According to an internal letter sent to employees, the company’s overall revenue for 2020 increased by 111 percent to $34.3 billion (£24.7 billion).
TikTok’s worldwide popularity continues to grow, as shown by these statistics.
It comes as governments across the globe are intensifying their pressure on ByteDance and other Chinese technology behemoths.
ByteDance’s yearly gross profit increased by 93 percent to $19 billion, despite a net loss of $45 billion over the same time.
A one-time accounting change was blamed for the net loss, which had nothing to do with the company’s activities.
As of December last year, ByteDance had approximately 1.9 billion monthly active users across all of its platforms, according to the memo.
Because of TikTok’s enormous popularity, ByteDance has been scrutinized by governments all around the globe, including the United States and China.
According to Reuters, a presidential directive issued by Vice President Joe Biden earlier this month would require certain Chinese applications to adopt more stringent steps to safeguard user data if they want to remain in the US market.

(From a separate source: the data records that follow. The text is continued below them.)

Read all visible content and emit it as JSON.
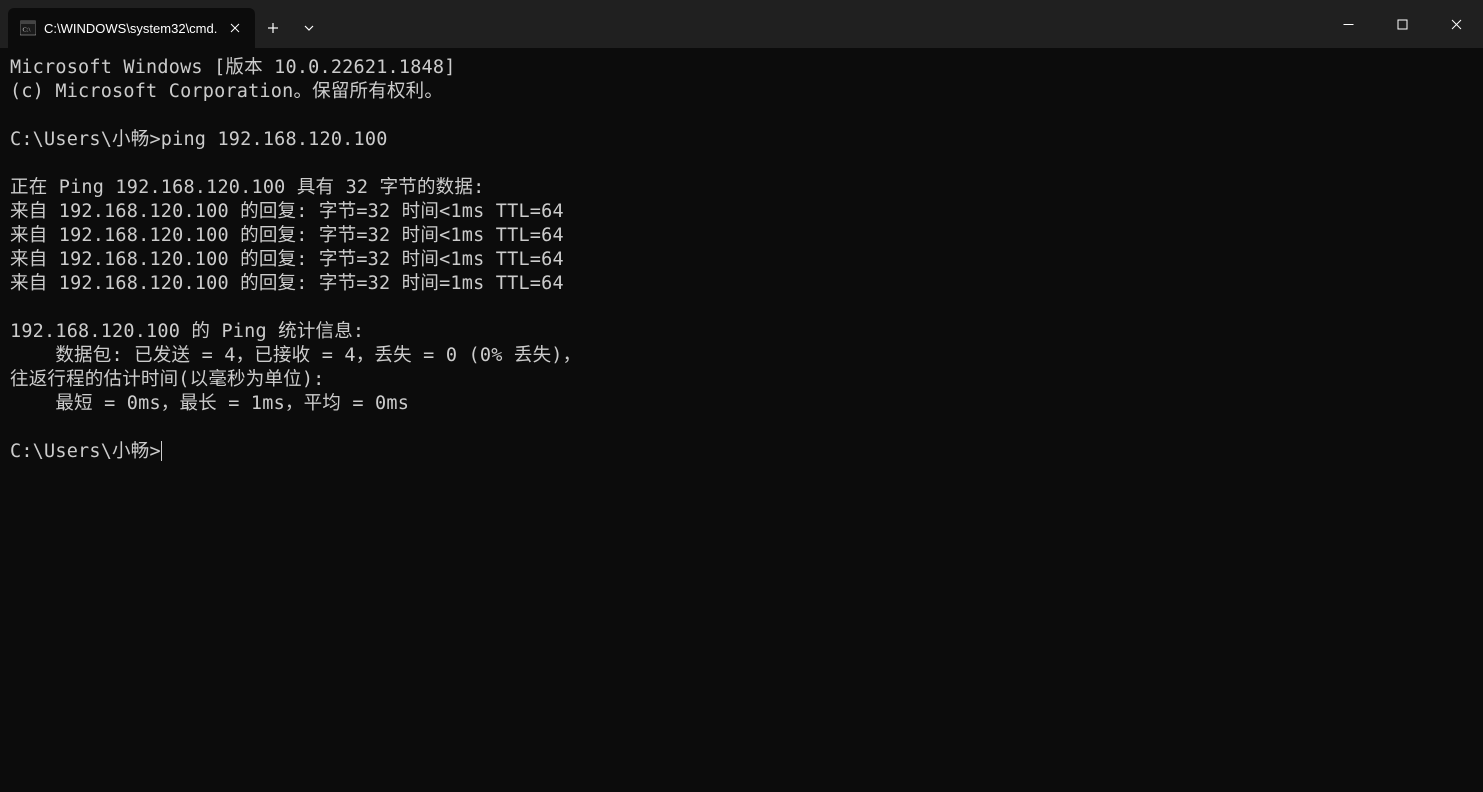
{
  "window": {
    "tab_title": "C:\\WINDOWS\\system32\\cmd."
  },
  "terminal": {
    "lines": [
      "Microsoft Windows [版本 10.0.22621.1848]",
      "(c) Microsoft Corporation。保留所有权利。",
      "",
      "C:\\Users\\小畅>ping 192.168.120.100",
      "",
      "正在 Ping 192.168.120.100 具有 32 字节的数据:",
      "来自 192.168.120.100 的回复: 字节=32 时间<1ms TTL=64",
      "来自 192.168.120.100 的回复: 字节=32 时间<1ms TTL=64",
      "来自 192.168.120.100 的回复: 字节=32 时间<1ms TTL=64",
      "来自 192.168.120.100 的回复: 字节=32 时间=1ms TTL=64",
      "",
      "192.168.120.100 的 Ping 统计信息:",
      "    数据包: 已发送 = 4，已接收 = 4，丢失 = 0 (0% 丢失)，",
      "往返行程的估计时间(以毫秒为单位):",
      "    最短 = 0ms，最长 = 1ms，平均 = 0ms",
      ""
    ],
    "prompt": "C:\\Users\\小畅>"
  }
}
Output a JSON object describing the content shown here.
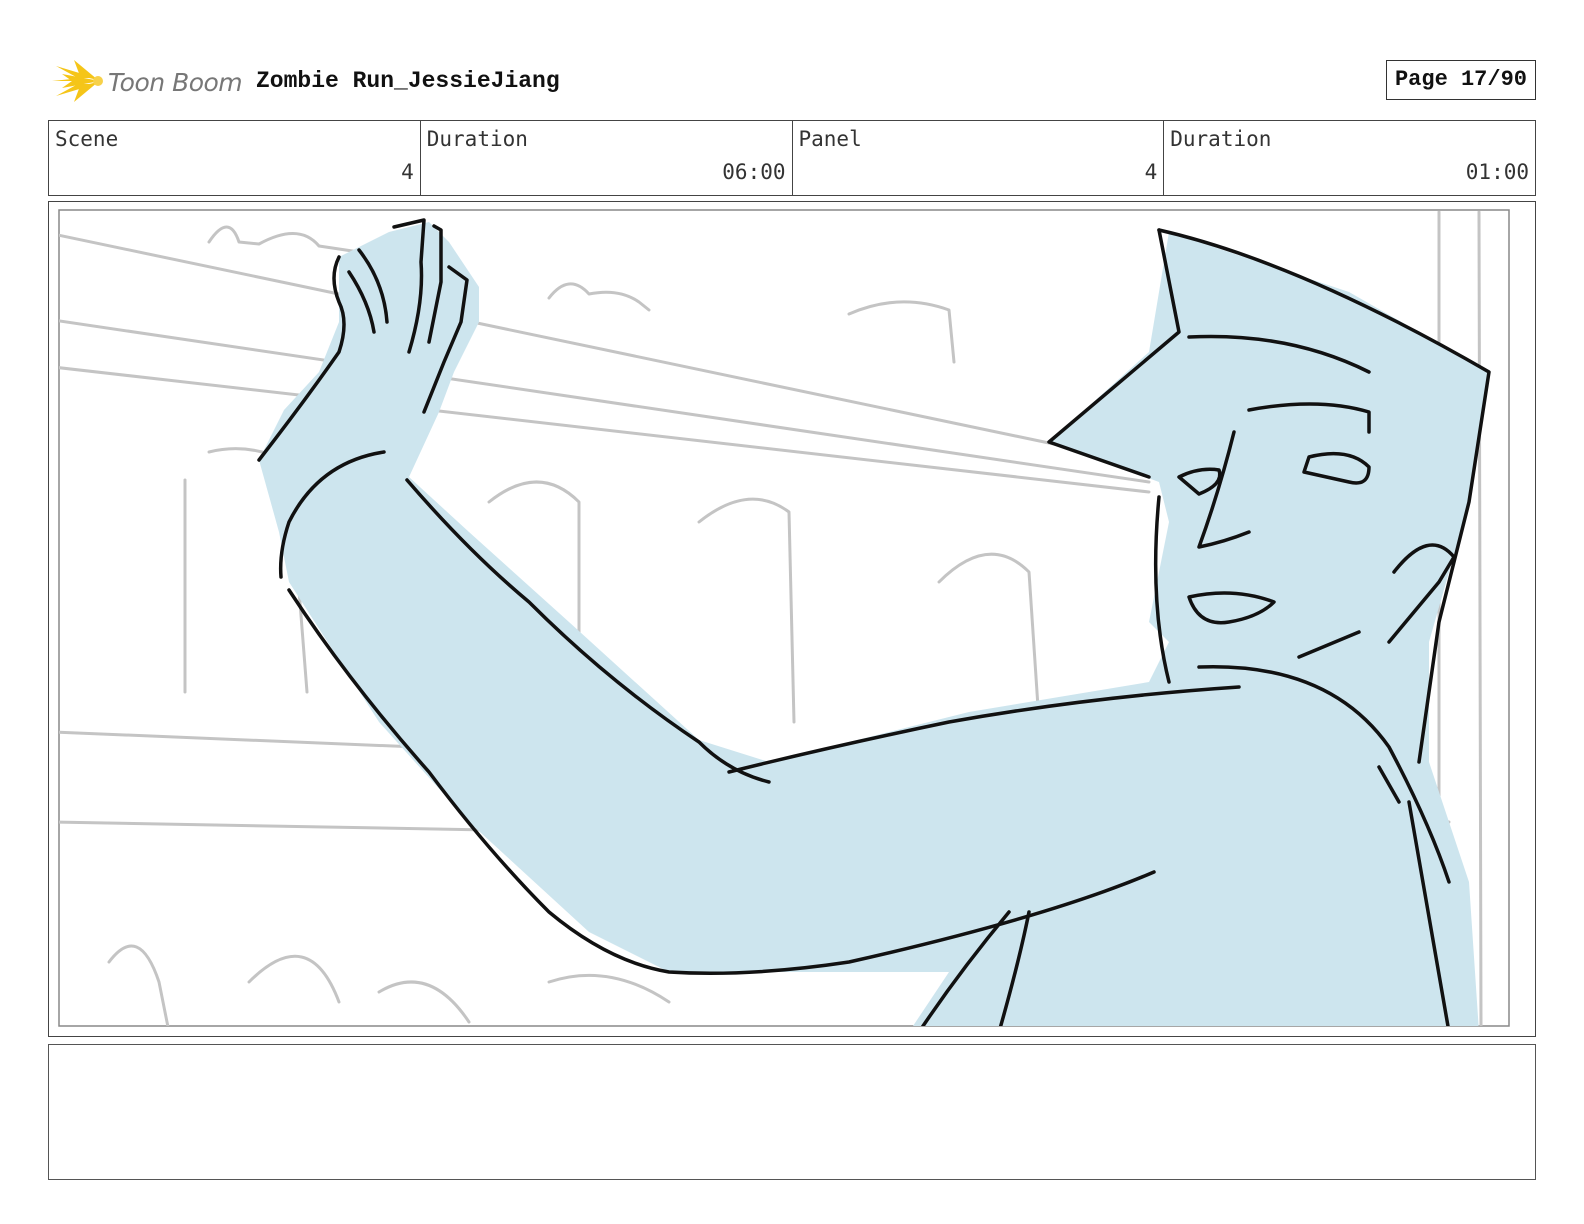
{
  "header": {
    "logo_text": "Toon Boom",
    "project_title": "Zombie Run_JessieJiang",
    "page_label": "Page 17/90"
  },
  "info_table": [
    {
      "label": "Scene",
      "value": "4"
    },
    {
      "label": "Duration",
      "value": "06:00"
    },
    {
      "label": "Panel",
      "value": "4"
    },
    {
      "label": "Duration",
      "value": "01:00"
    }
  ],
  "panel": {
    "icon": "storyboard-sketch-image",
    "fill_color": "#cde5ee",
    "line_color": "#111111",
    "background_line_color": "#c4c4c4"
  },
  "notes": {
    "text": ""
  }
}
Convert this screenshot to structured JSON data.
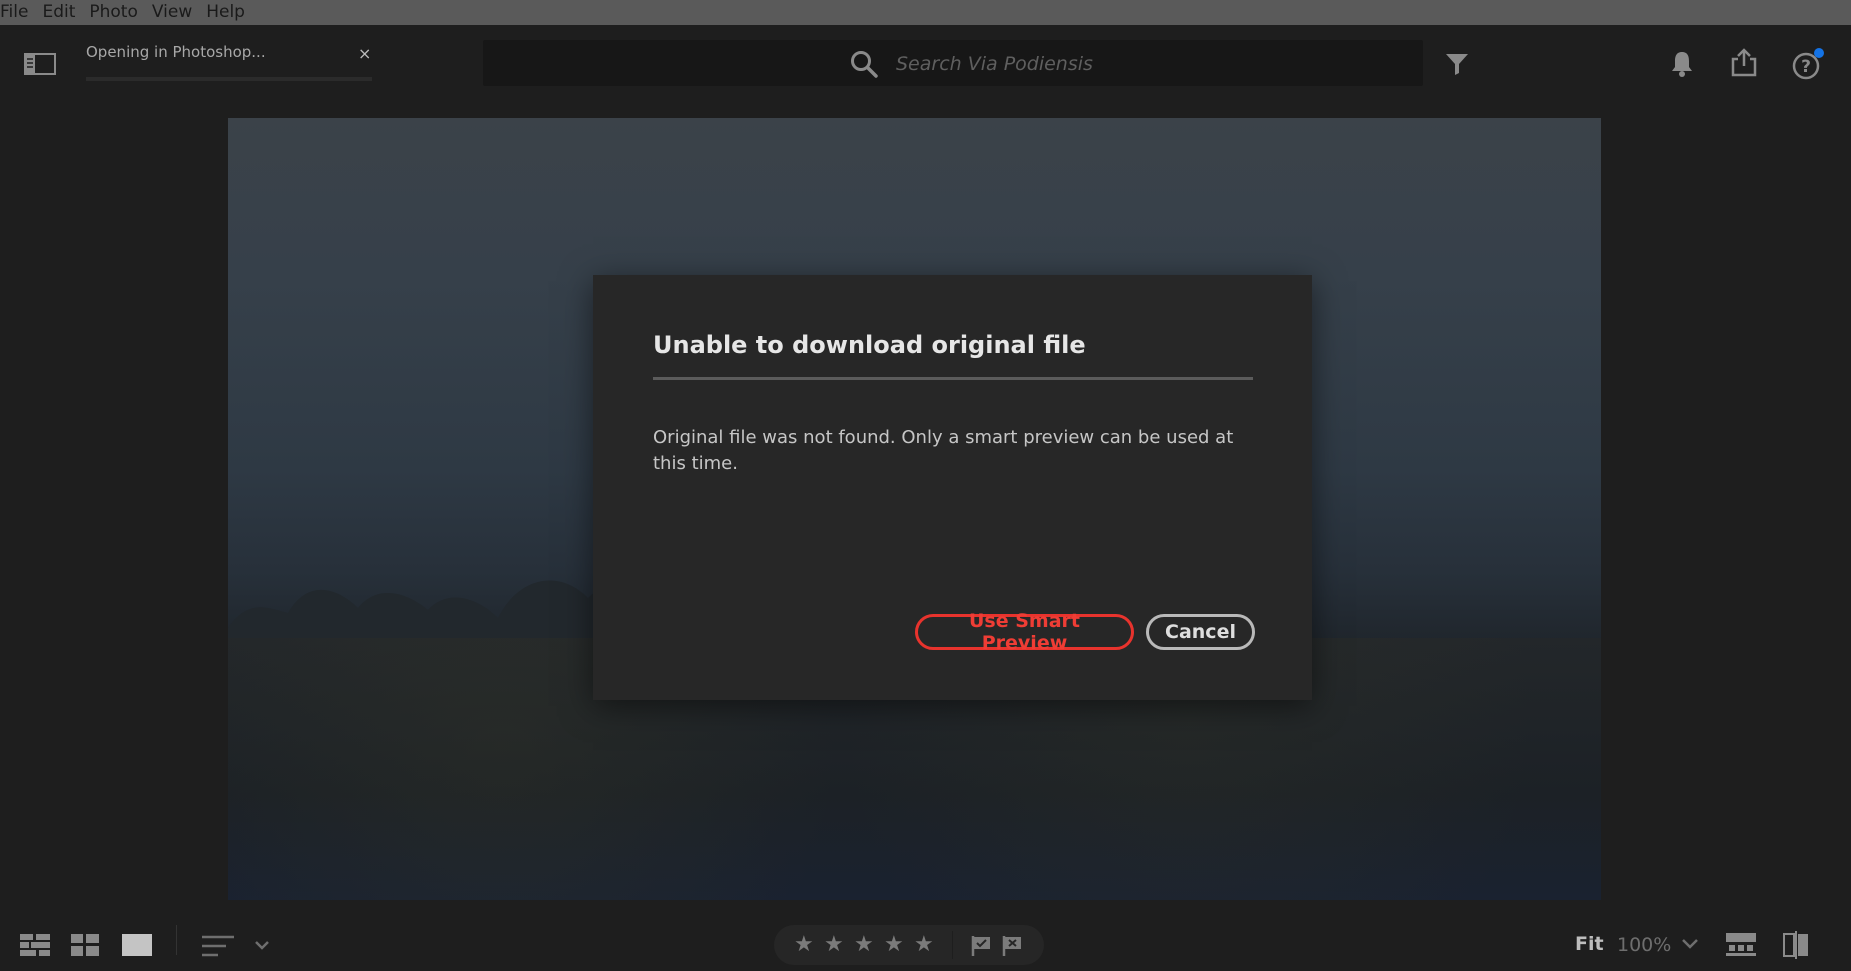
{
  "menu": [
    "File",
    "Edit",
    "Photo",
    "View",
    "Help"
  ],
  "tab": {
    "label": "Opening in Photoshop...",
    "close": "×"
  },
  "search": {
    "placeholder": "Search Via Podiensis"
  },
  "dialog": {
    "title": "Unable to download original file",
    "body": "Original file was not found. Only a smart preview can be used at this time.",
    "primary_label": "Use Smart Preview",
    "cancel_label": "Cancel"
  },
  "bottom": {
    "stars": [
      "★",
      "★",
      "★",
      "★",
      "★"
    ],
    "fit_label": "Fit",
    "zoom_label": "100%"
  },
  "colors": {
    "accent": "#e8332d",
    "help_badge": "#1473e6",
    "dialog_bg": "#272727",
    "menubar_bg": "#5a5a5a"
  },
  "icons": {
    "panel": "panel-toggle-icon",
    "search": "search-icon",
    "filter": "filter-icon",
    "bell": "bell-icon",
    "share": "share-icon",
    "help": "help-icon",
    "square_grid": "square-grid-icon",
    "photo_grid": "photo-grid-icon",
    "detail": "detail-view-icon",
    "sort": "sort-icon",
    "flag_pick": "flag-pick-icon",
    "flag_reject": "flag-reject-icon",
    "filmstrip": "filmstrip-icon",
    "compare": "compare-icon"
  }
}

It occurred when President Biden reversed an executive order issued by his predecessor, Donald Trump, banning Chinese applications TikTok and WeChat from being used in the United States.
The prohibition was met with a slew of court challenges and never took effect.
Instead, the US Department of Commerce said it will examine applications created by people who live in “a foreign adversary’s jurisdiction,” such as China.
President Biden said that it should use an “evidence-based approach” to determine if they represent a threat to US national security.
President Trump frequently criticized ByteDance under the previous administration, accusing TikTok of being a danger to US national security.
Concerns have been expressed by politicians and bureaucrats regarding personal data being transferred to the Chinese government.
Chinese authorities ordered 13 internet platforms, including ByteDance, to comply with stricter financial rules in April.
It was part of a broader effort to rein in the country’s digital behemoths.
The goal, according to the authorities, was to avoid monopolistic behavior and “disorderly capital growth.”
For many years, Beijing has adopted a hands-off attitude to promoting the growth of the technology sector.
Zhang Yiming, the company’s CEO and co-founder, stated in May that he will stand down and move to a new position by the end of the year.
Mr. Zhang said in a letter to colleagues that he will be replaced by fellow co-founder Rubo Liang.
“The truth is, I lack some of the skills that make an ideal manager. I’m more interested in analyzing organizational and market principles, and leveraging these theories to further reduce management work, rather than actually managing people,” Mr. Zhang wrote in a message on the company’s website.
“Similarly, I’m not very social, preferring solitary activities like being online, reading, listening to music, and contemplating what may be possible,” he added.
The move was the largest shake-up at the Chinese tech behemoth since its inception almost a decade ago.